LSB grants first application to extend reach of reserved legal activities


Imprisonable offences: ILEX will have to apply again to extend rights

The Legal Services Board (LSB) has for the first time granted an application to extend the reach of reserved legal activities, giving the Institute of Legal Executives the power to award the right to conduct litigation to associate prosecutors (APs).

Subject to final parliamentary approval, it means that the Crown Prosecution Service (CPS) will be able to continue using APs to conduct certain magistrates’ court litigation and advocacy.

Though currently APs gain the rights to conduct litigation and advocacy through the Director of Public Prosecutions, under the Criminal Justice and Immigration Act 2008 this responsibility shifts to ILEX – and specifically its regulatory arm ILEX Professional Standards (IPS) – from 1 May 2011. ILEX already has the power to grant some advocacy rights.

APs are a division within ILEX’s membership and bringing them within its regulatory reach aimed to allay concerns that APs were neither legally qualified nor subject to a professional code of conduct.

AP advocacy training and assessment is in two stages. At level 1, APs can prosecute in uncontested hearings in the magistrates and in bail applications in the magistrates’ and Crown Courts. At level 2 they may appear in contested, summary proceedings in the magistrates’ courts, but not in relation to imprisonable offences. The litigation rights they may exercise relate to the review prosecution cases and various case management functions.

The LSB decided that ILEX can in large part rely on the CPS’s own monitoring and supervision, and its internal quality assurance scheme, to identify problems with APs, although it stressed that this does not absolve ILEX from responsibility for proper regulation.

The board also took account of the fact that all APs work under the supervision of a Crown prosecutor, who will be a barrister or solicitor.

However, the LSB limited the approval to the range of activities currently undertaken by APs, rather than the full range allowed under the 2008 Act but not yet in force.
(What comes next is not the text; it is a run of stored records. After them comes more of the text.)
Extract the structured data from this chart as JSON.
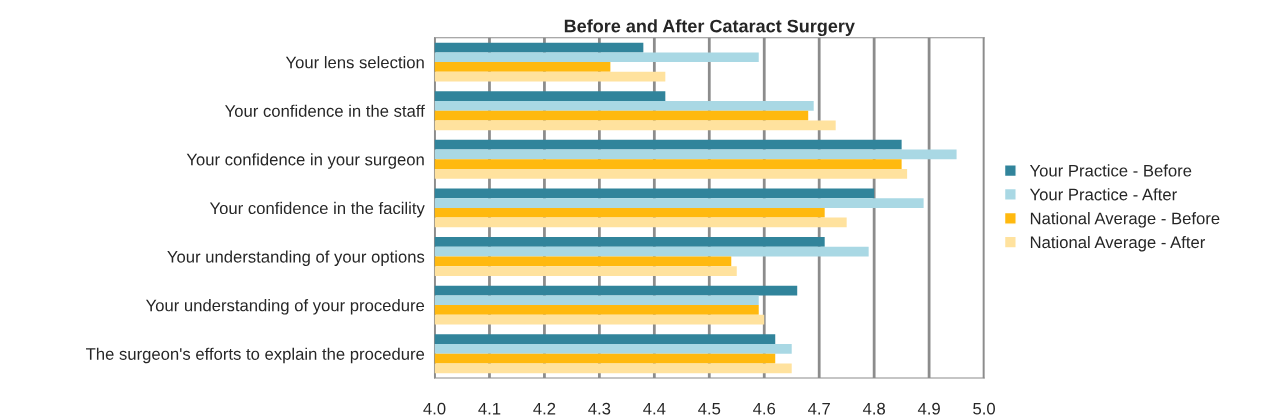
{
  "chart_data": {
    "type": "bar",
    "orientation": "horizontal",
    "title": "Before and After Cataract Surgery",
    "categories": [
      "Your lens selection",
      "Your confidence in the staff",
      "Your confidence in your surgeon",
      "Your confidence in the facility",
      "Your understanding of your options",
      "Your understanding of your procedure",
      "The surgeon's efforts to explain the procedure"
    ],
    "series": [
      {
        "name": "Your Practice - Before",
        "color": "#31849b",
        "values": [
          4.38,
          4.42,
          4.85,
          4.8,
          4.71,
          4.66,
          4.62
        ]
      },
      {
        "name": "Your Practice - After",
        "color": "#a9d8e4",
        "values": [
          4.59,
          4.69,
          4.95,
          4.89,
          4.79,
          4.59,
          4.65
        ]
      },
      {
        "name": "National Average - Before",
        "color": "#ffb90f",
        "values": [
          4.32,
          4.68,
          4.85,
          4.71,
          4.54,
          4.59,
          4.62
        ]
      },
      {
        "name": "National Average - After",
        "color": "#ffe29e",
        "values": [
          4.42,
          4.73,
          4.86,
          4.75,
          4.55,
          4.6,
          4.65
        ]
      }
    ],
    "xlim": [
      4.0,
      5.0
    ],
    "xticks": [
      {
        "value": 4.0,
        "label": "4.0"
      },
      {
        "value": 4.1,
        "label": "4.1"
      },
      {
        "value": 4.2,
        "label": "4.2"
      },
      {
        "value": 4.3,
        "label": "4.3"
      },
      {
        "value": 4.4,
        "label": "4.4"
      },
      {
        "value": 4.5,
        "label": "4.5"
      },
      {
        "value": 4.6,
        "label": "4.6"
      },
      {
        "value": 4.7,
        "label": "4.7"
      },
      {
        "value": 4.8,
        "label": "4.8"
      },
      {
        "value": 4.9,
        "label": "4.9"
      },
      {
        "value": 5.0,
        "label": "5.0"
      }
    ],
    "grid": "x",
    "legend": "right"
  }
}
This would allow APs to conduct trials of offences which are punishable by imprisonment.

At the time that the 2008 Act was considered in Parliament, assurances were given that this would not be introduced before May 2011, and the CPS has confirmed that there is currently no plan to act on it. The LSB decided that if this happened, then ILEX should apply to change its regulatory arrangements.

This was the view of the Lord Chief Justice, Lord Judge, who told the LSB that he was otherwise happy with the application, as were the Office of Fair Trading and Legal Services Consumer Panel, the LSB’s three statutory consultees.

IPS chief executive Ian Watson welcomed the LSB’s decision. “IPS has worked closely with the CPS to develop the selection, training, experience and assessment arrangements which are needed to ensure APs are fully competent to carry out the important work they do in the magistrates’ courts,” he said. 

“Becoming regulated members of ILEX and having their qualification and performance subject to scrutiny by IPS, as an independent regulator, significantly enhances the confidence which the public and the courts can have in the way APs carry out their work.”

APs have proven controversial over the years, with the Law Society telling the Ministry of Justice in its response to the legal aid green paper last month that there should be “an urgent review” of the use of APs. “We are concerned that, too often, such prosecutors do not have the authority to take decisions on cases and that significant delays and additional hearings result,” it said.

The LSB is also considering further applications from ILEX for the power to grant full independent advocacy and litigation rights, as well as probate rights. The Council for Licensed Conveyancers has also applied for advocacy and litigation rights.